At one point a character exclaims the movie’s M.O. that a woman needs a husband and not just a man, and the film never once breaks away from that conventional mode of thinking for more than one sequence before abandoning the idea that a woman can ever possibly be happy on her own. Admittedly it comes up during the film’s only really funny scene (mostly thanks to the reappearance of Diggs), but it just underlines how even if Montana ends up with her ideal, she’s still a shallow-hearted gold digger just looking for a man for the sake of having a man. It never makes the film’s supposedly adorable star-crossed romance even momentarily believable. Having every character cut each other down in sometimes surprisingly hateful ways doesn’t help matters much, either. Neither does the film’s clichéd visual choice that women have to be done up perfectly to seem attractive. It’s probably the only film since She’s All That to actually try to convince the audience that it’s leading woman wakes up gorgrously frumpy every morning with glasses and T-shirt on.
Patton, normally a fine actress, can do nothing but put on a thousand dollar smile and kind of fumble through the role. She’s given nothing useable from the script, so I guess she’s doing what she can. Luke is likeable, but his character is so intentionally bland for most of the film that he’s hard to warm up to. Lewis can only play into the absolute worst sterotypes that have to be mirrored by her daughter unwittingly pulling the same schtick. Brody is an embarrassment as the stereotypically fabulous gay best friend, but he does have good chemistry with Jill Scott, who stands out easily as the funniest and strongest worker out of all of them. Whenever Scott comes on screen it’s hard not to smile at the effort and gusto she brings when the rest of the film around her lets the cast down.
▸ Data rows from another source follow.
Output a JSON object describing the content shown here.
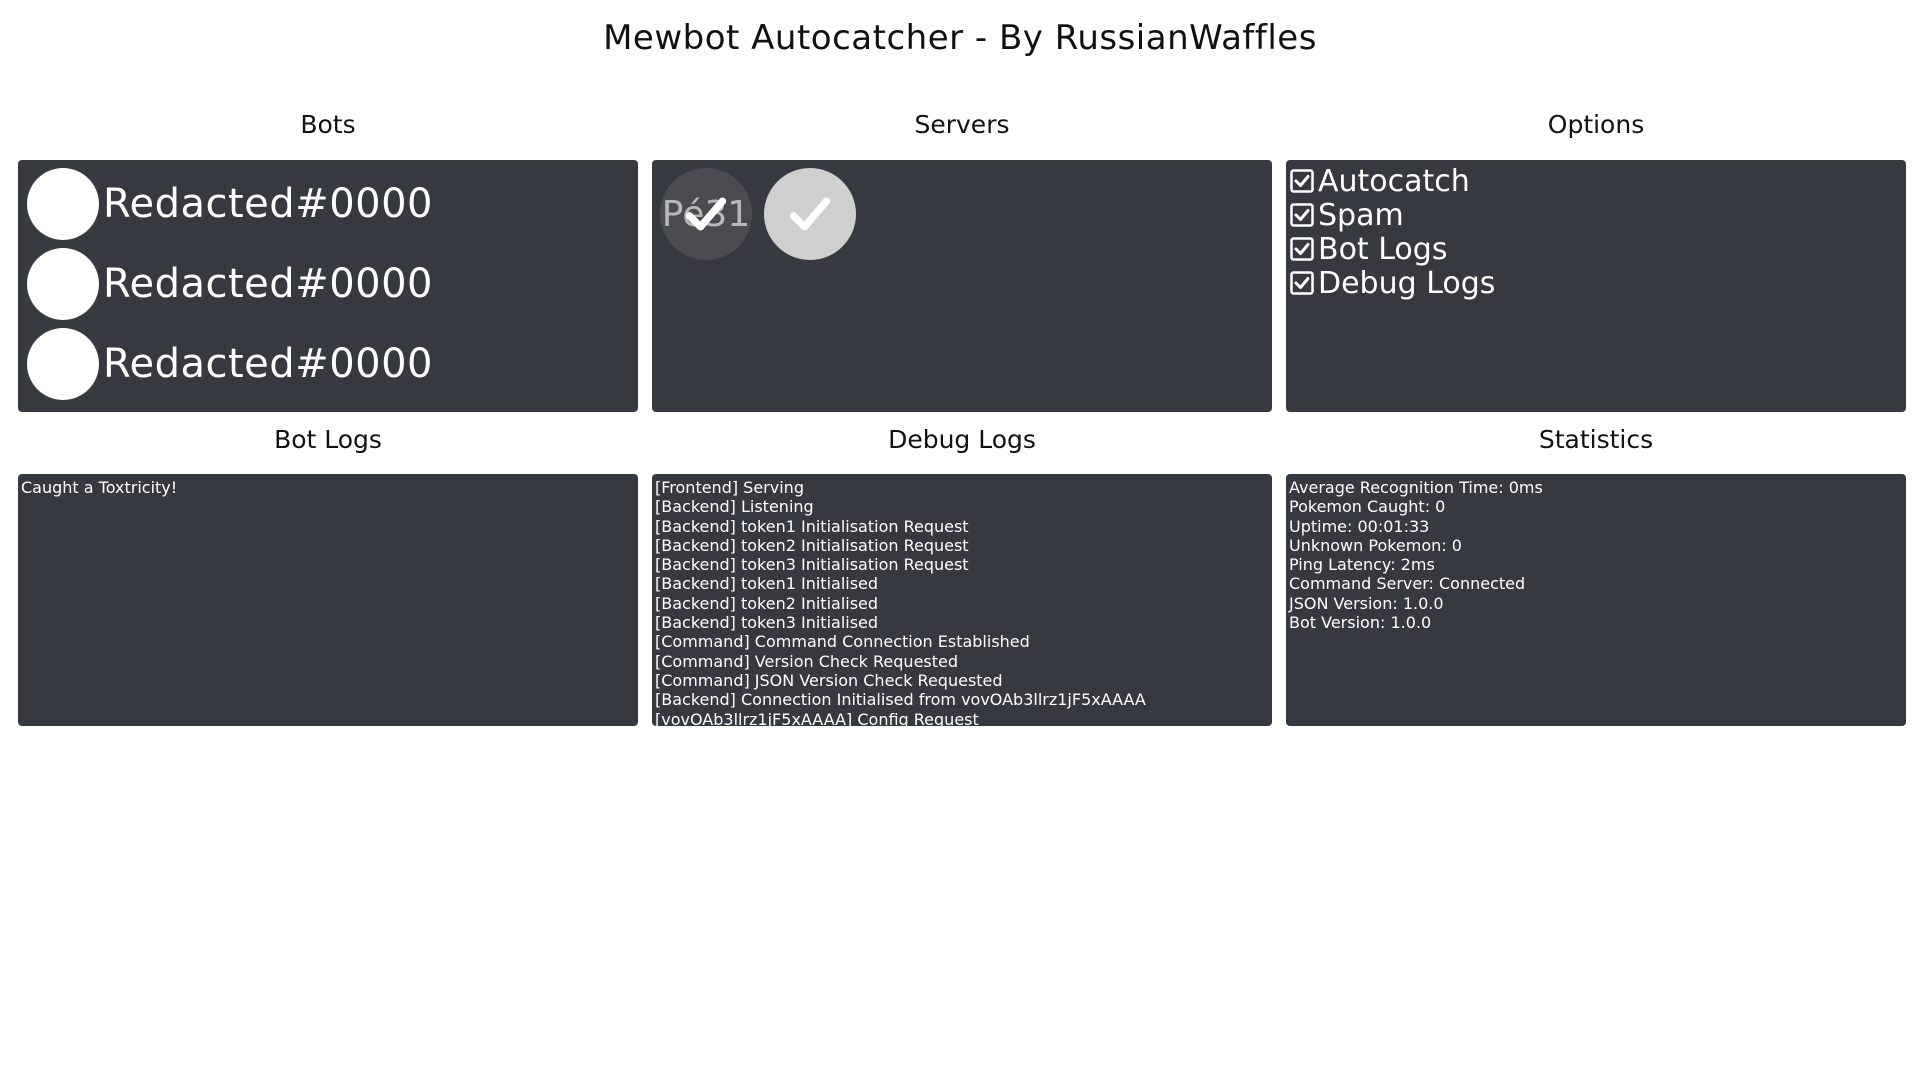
{
  "title": "Mewbot Autocatcher - By RussianWaffles",
  "sections": {
    "bots": "Bots",
    "servers": "Servers",
    "options": "Options",
    "bot_logs": "Bot Logs",
    "debug_logs": "Debug Logs",
    "statistics": "Statistics"
  },
  "bots": [
    {
      "name": "Redacted#0000"
    },
    {
      "name": "Redacted#0000"
    },
    {
      "name": "Redacted#0000"
    }
  ],
  "servers": [
    {
      "abbr": "Pé31",
      "enabled": true,
      "icon": "check-icon"
    },
    {
      "abbr": "",
      "enabled": true,
      "icon": "check-icon"
    }
  ],
  "options": [
    {
      "label": "Autocatch",
      "checked": true
    },
    {
      "label": "Spam",
      "checked": true
    },
    {
      "label": "Bot Logs",
      "checked": true
    },
    {
      "label": "Debug Logs",
      "checked": true
    }
  ],
  "bot_logs": [
    "Caught a Toxtricity!"
  ],
  "debug_logs": [
    "[Frontend] Serving",
    "[Backend] Listening",
    "[Backend] token1 Initialisation Request",
    "[Backend] token2 Initialisation Request",
    "[Backend] token3 Initialisation Request",
    "[Backend] token1 Initialised",
    "[Backend] token2 Initialised",
    "[Backend] token3 Initialised",
    "[Command] Command Connection Established",
    "[Command] Version Check Requested",
    "[Command] JSON Version Check Requested",
    "[Backend] Connection Initialised from vovOAb3llrz1jF5xAAAA",
    "[vovOAb3llrz1jF5xAAAA] Config Request"
  ],
  "statistics": [
    "Average Recognition Time: 0ms",
    "Pokemon Caught: 0",
    "Uptime: 00:01:33",
    "Unknown Pokemon: 0",
    "Ping Latency: 2ms",
    "Command Server: Connected",
    "JSON Version: 1.0.0",
    "Bot Version: 1.0.0"
  ],
  "colors": {
    "panel": "#363940",
    "page": "#ffffff"
  }
}
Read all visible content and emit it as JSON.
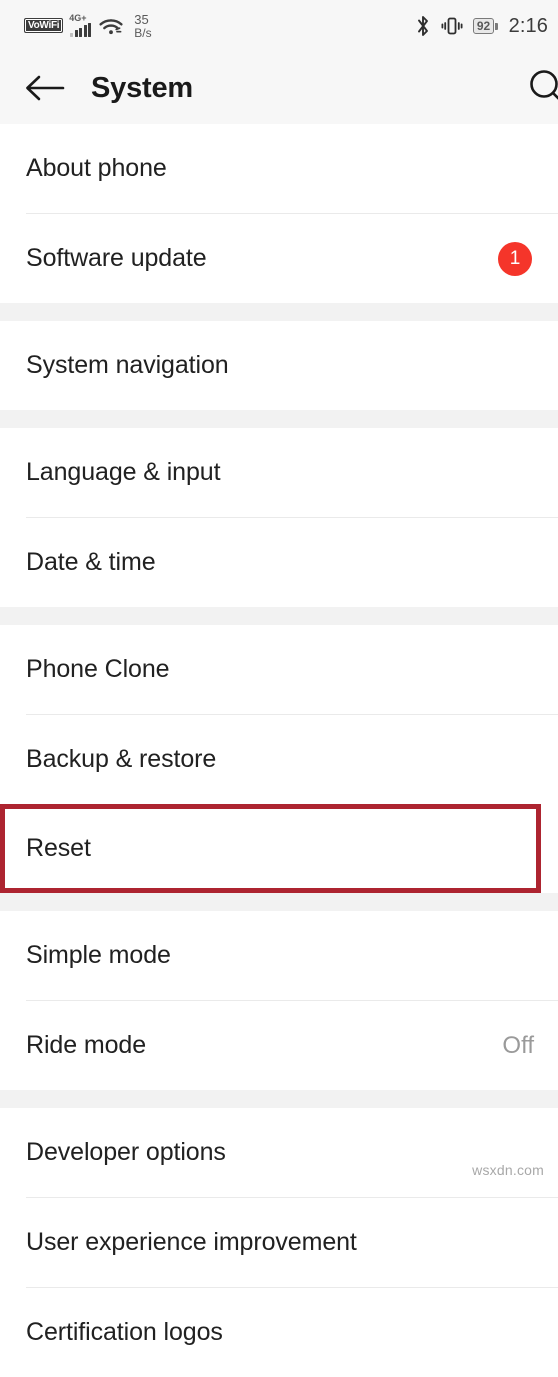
{
  "status_bar": {
    "vowifi_label": "VoWiFi",
    "network_type": "4G+",
    "signal_icon": "signal-bars-icon",
    "wifi_icon": "wifi-icon",
    "data_rate_value": "35",
    "data_rate_unit": "B/s",
    "bluetooth_icon": "bluetooth-icon",
    "vibrate_icon": "vibrate-icon",
    "battery_level": "92",
    "time": "2:16"
  },
  "app_bar": {
    "back_icon": "back-arrow-icon",
    "title": "System",
    "search_icon": "search-icon"
  },
  "sections": [
    {
      "rows": [
        {
          "label": "About phone",
          "value": "",
          "badge": "",
          "highlighted": false
        },
        {
          "label": "Software update",
          "value": "",
          "badge": "1",
          "highlighted": false
        }
      ]
    },
    {
      "rows": [
        {
          "label": "System navigation",
          "value": "",
          "badge": "",
          "highlighted": false
        }
      ]
    },
    {
      "rows": [
        {
          "label": "Language & input",
          "value": "",
          "badge": "",
          "highlighted": false
        },
        {
          "label": "Date & time",
          "value": "",
          "badge": "",
          "highlighted": false
        }
      ]
    },
    {
      "rows": [
        {
          "label": "Phone Clone",
          "value": "",
          "badge": "",
          "highlighted": false
        },
        {
          "label": "Backup & restore",
          "value": "",
          "badge": "",
          "highlighted": false
        },
        {
          "label": "Reset",
          "value": "",
          "badge": "",
          "highlighted": true
        }
      ]
    },
    {
      "rows": [
        {
          "label": "Simple mode",
          "value": "",
          "badge": "",
          "highlighted": false
        },
        {
          "label": "Ride mode",
          "value": "Off",
          "badge": "",
          "highlighted": false
        }
      ]
    },
    {
      "rows": [
        {
          "label": "Developer options",
          "value": "",
          "badge": "",
          "highlighted": false
        },
        {
          "label": "User experience improvement",
          "value": "",
          "badge": "",
          "highlighted": false
        },
        {
          "label": "Certification logos",
          "value": "",
          "badge": "",
          "highlighted": false
        }
      ]
    }
  ],
  "watermark": {
    "text": "wsxdn.com"
  },
  "colors": {
    "badge_red": "#f5352a",
    "highlight_red": "#ad2430",
    "section_gap": "#f2f2f2",
    "bar_background": "#f7f7f7"
  }
}
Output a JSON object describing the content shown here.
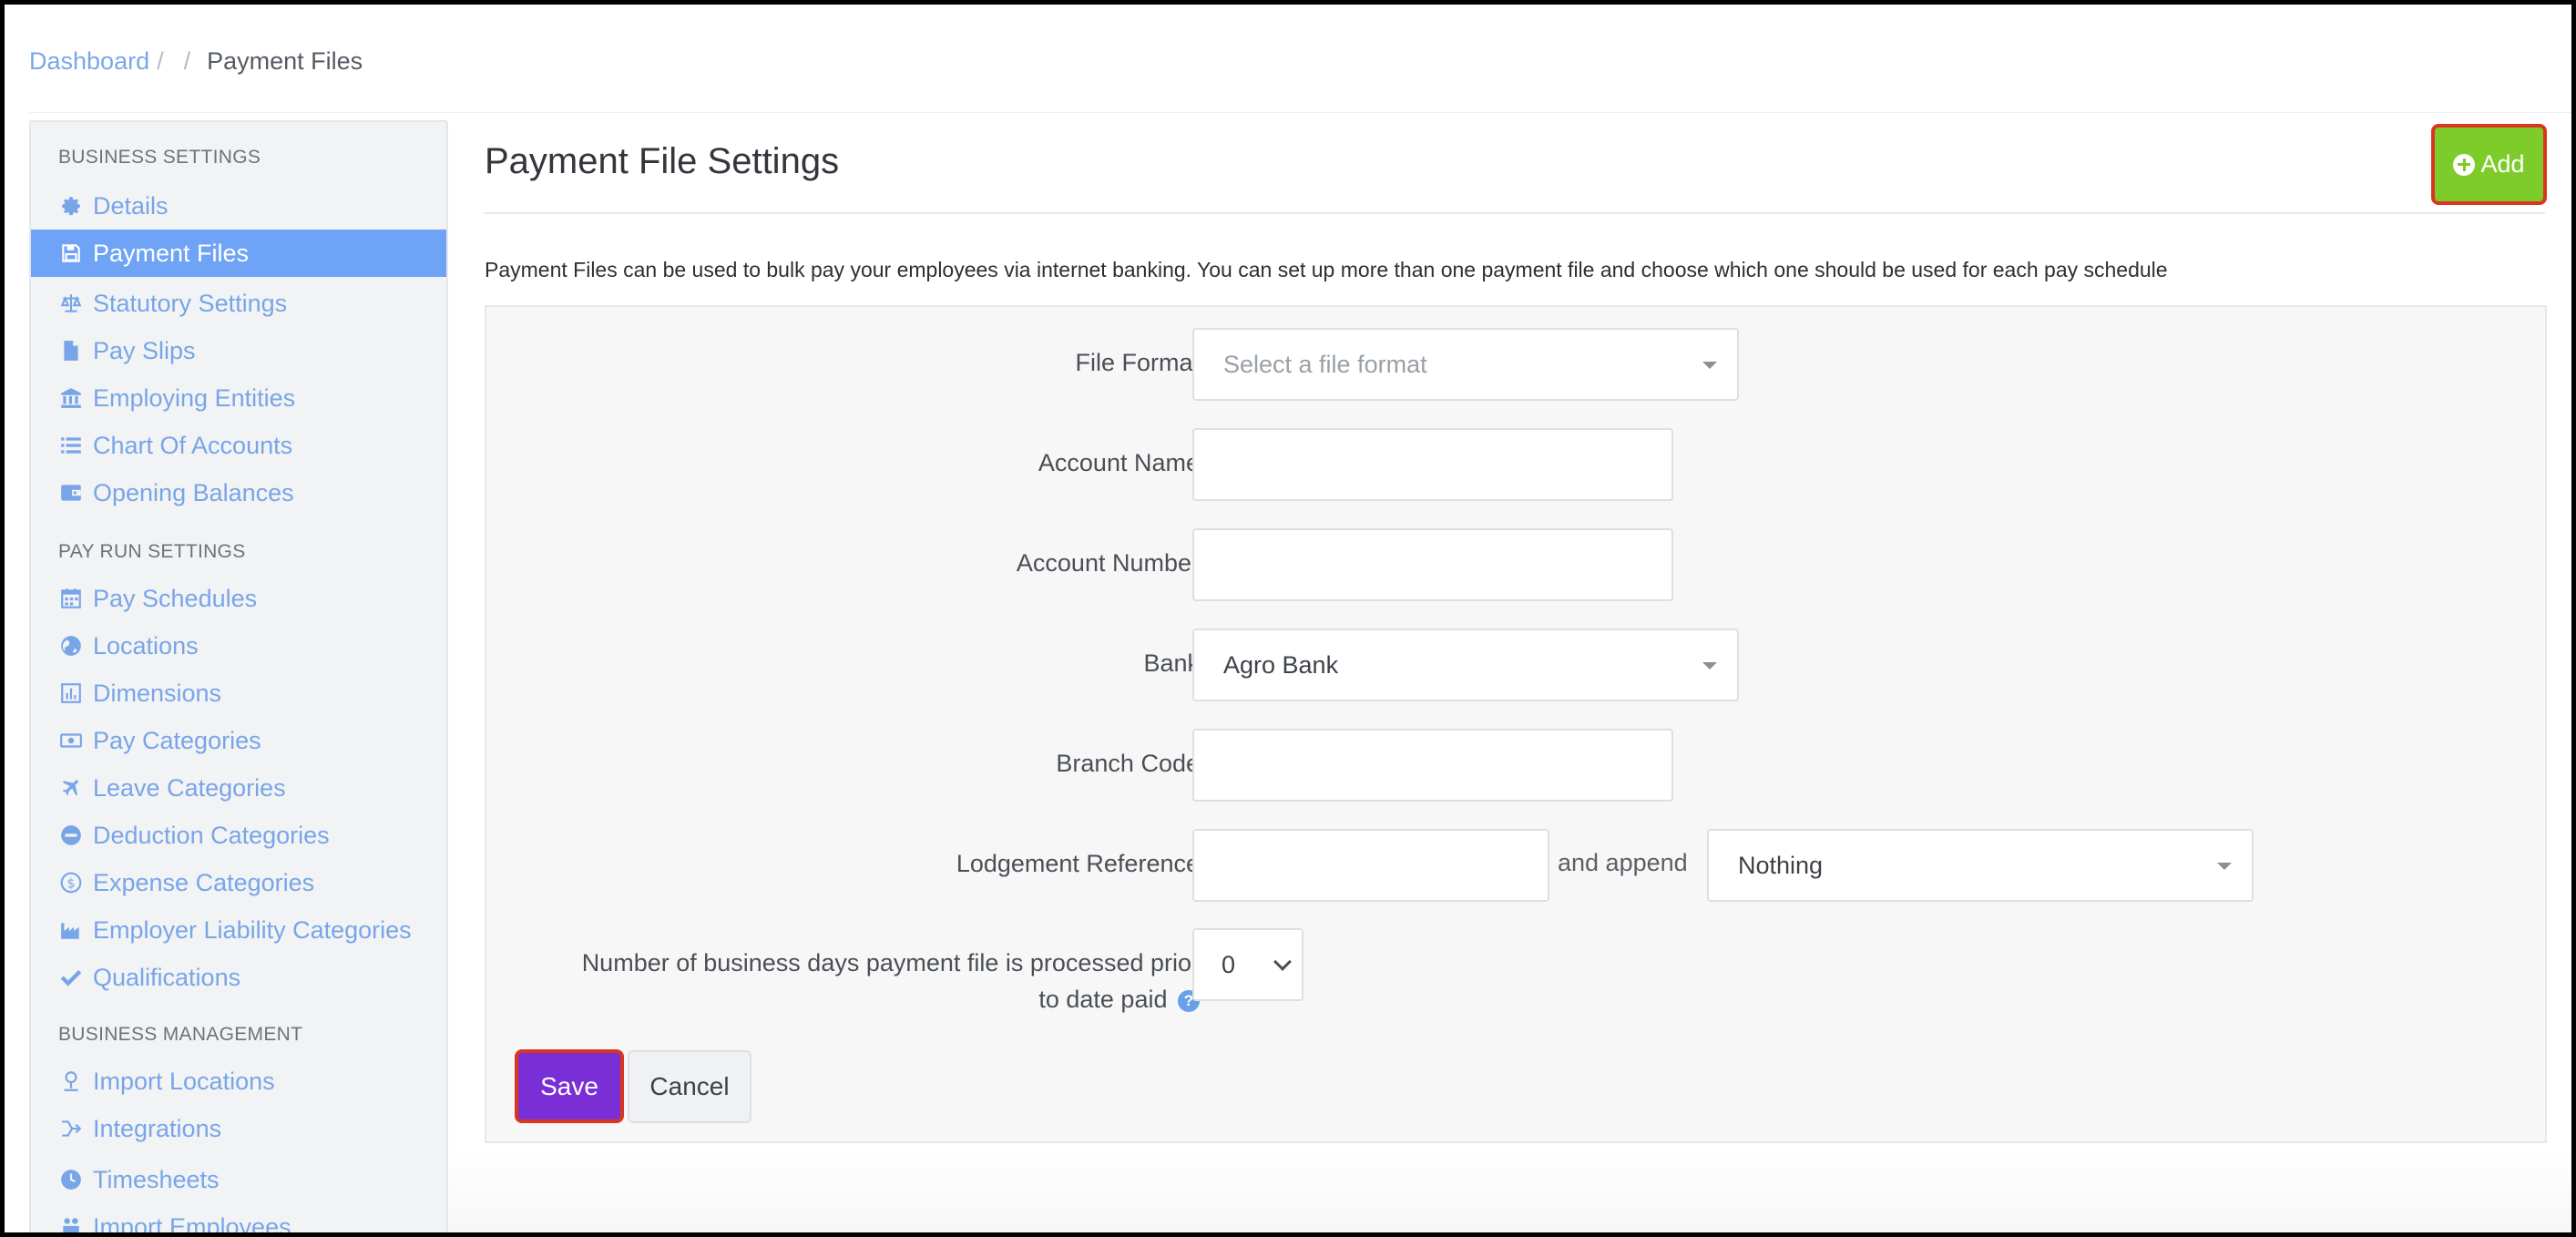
{
  "breadcrumb": {
    "root": "Dashboard",
    "separator": "/",
    "current": "Payment Files"
  },
  "sidebar": {
    "sections": [
      {
        "heading": "BUSINESS SETTINGS",
        "items": [
          {
            "label": "Details",
            "icon": "gear-icon"
          },
          {
            "label": "Payment Files",
            "icon": "floppy-disk-icon",
            "active": true
          },
          {
            "label": "Statutory Settings",
            "icon": "scale-icon"
          },
          {
            "label": "Pay Slips",
            "icon": "document-icon"
          },
          {
            "label": "Employing Entities",
            "icon": "bank-icon"
          },
          {
            "label": "Chart Of Accounts",
            "icon": "list-icon"
          },
          {
            "label": "Opening Balances",
            "icon": "wallet-icon"
          }
        ]
      },
      {
        "heading": "PAY RUN SETTINGS",
        "items": [
          {
            "label": "Pay Schedules",
            "icon": "calendar-icon"
          },
          {
            "label": "Locations",
            "icon": "globe-icon"
          },
          {
            "label": "Dimensions",
            "icon": "bar-chart-icon"
          },
          {
            "label": "Pay Categories",
            "icon": "money-icon"
          },
          {
            "label": "Leave Categories",
            "icon": "plane-icon"
          },
          {
            "label": "Deduction Categories",
            "icon": "minus-circle-icon"
          },
          {
            "label": "Expense Categories",
            "icon": "dollar-circle-icon"
          },
          {
            "label": "Employer Liability Categories",
            "icon": "industry-icon"
          },
          {
            "label": "Qualifications",
            "icon": "check-icon"
          }
        ]
      },
      {
        "heading": "BUSINESS MANAGEMENT",
        "items": [
          {
            "label": "Import Locations",
            "icon": "map-pin-icon"
          },
          {
            "label": "Integrations",
            "icon": "integrations-icon"
          },
          {
            "label": "Timesheets",
            "icon": "clock-icon"
          },
          {
            "label": "Import Employees",
            "icon": "people-icon"
          }
        ]
      }
    ]
  },
  "main": {
    "title": "Payment File Settings",
    "add_label": "Add",
    "description": "Payment Files can be used to bulk pay your employees via internet banking. You can set up more than one payment file and choose which one should be used for each pay schedule",
    "form": {
      "file_format_label": "File Format",
      "file_format_placeholder": "Select a file format",
      "account_name_label": "Account Name",
      "account_name_value": "",
      "account_number_label": "Account Number",
      "account_number_value": "",
      "bank_label": "Bank",
      "bank_value": "Agro Bank",
      "branch_code_label": "Branch Code",
      "branch_code_value": "",
      "lodgement_reference_label": "Lodgement Reference",
      "lodgement_reference_value": "",
      "and_append_label": "and append",
      "append_value": "Nothing",
      "days_prior_label_line1": "Number of business days payment file is processed prior",
      "days_prior_label_line2": "to date paid",
      "days_prior_value": "0",
      "help_glyph": "?"
    },
    "save_label": "Save",
    "cancel_label": "Cancel"
  },
  "colors": {
    "sidebar_active": "#6fa3f5",
    "link": "#78a5e8",
    "add_button": "#7dcc2a",
    "save_button": "#7a2fd6",
    "highlight_border": "#d9361f"
  }
}
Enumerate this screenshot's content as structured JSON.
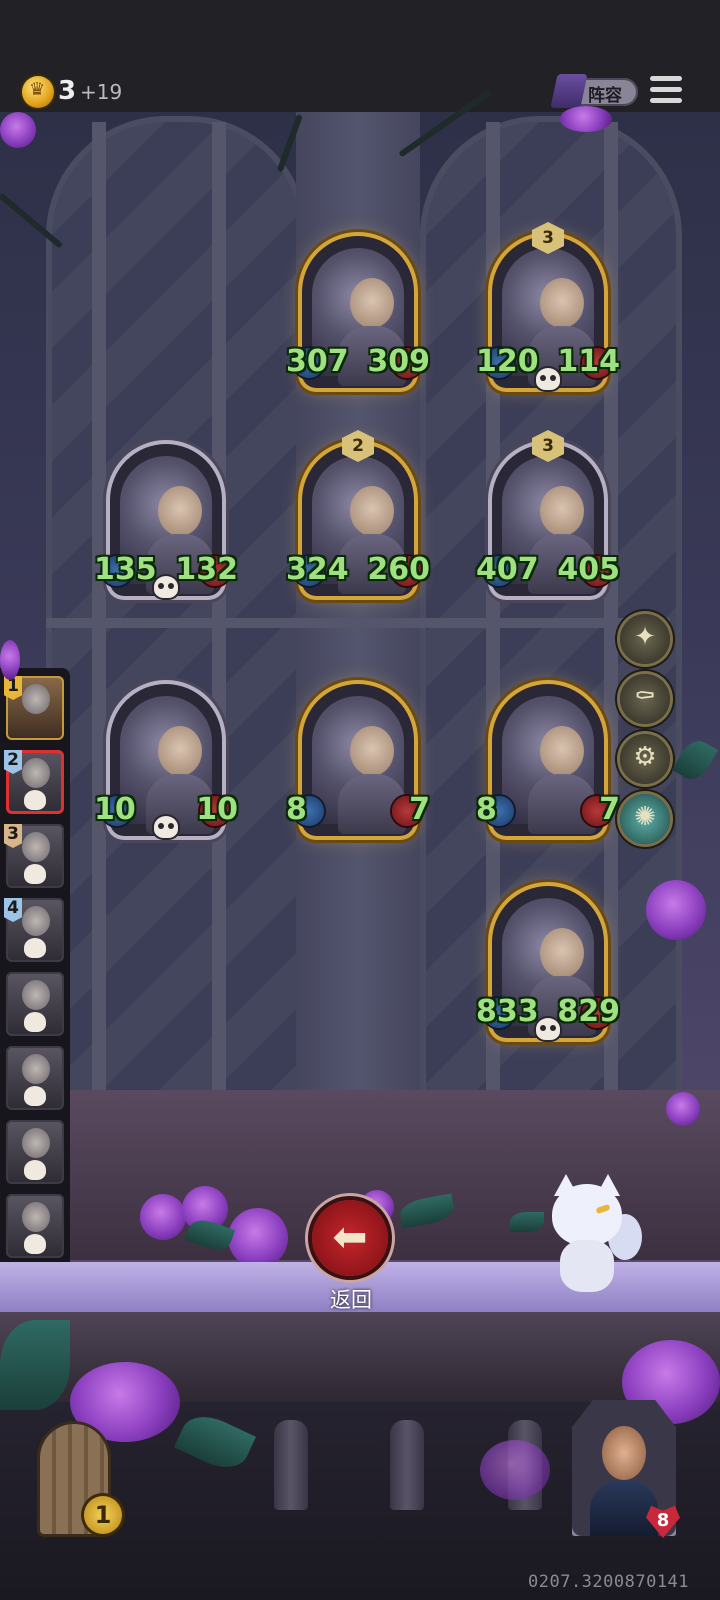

Scott and Diggs own the movie. They don’t let the movie own them as everyone else clearly does. Even worse is how a big deal gets made of the other misfits working at the airport to help along this highly illegal and morally dubious enterprise, and then they’re never once given anything funny to do or appear in anything other than a montage. Why hire someone as talented of a comic as Affion Crockett as the overzealous security guard and then never give him the chance to be even remotely funny or even give him more than maybe 60 total seconds of screen time?
Maybe given more time than 95 minutes, Talbert could have come up with believable motivation beyond just having a strong working woman acting incredibly superficial, but if the characters would remain this cookie cutter and the plot so by the numbers. Baggage Claim is clearly damaged upon arrival, but it should have stayed misplaced in the bowels of the cinematic terminal it came from.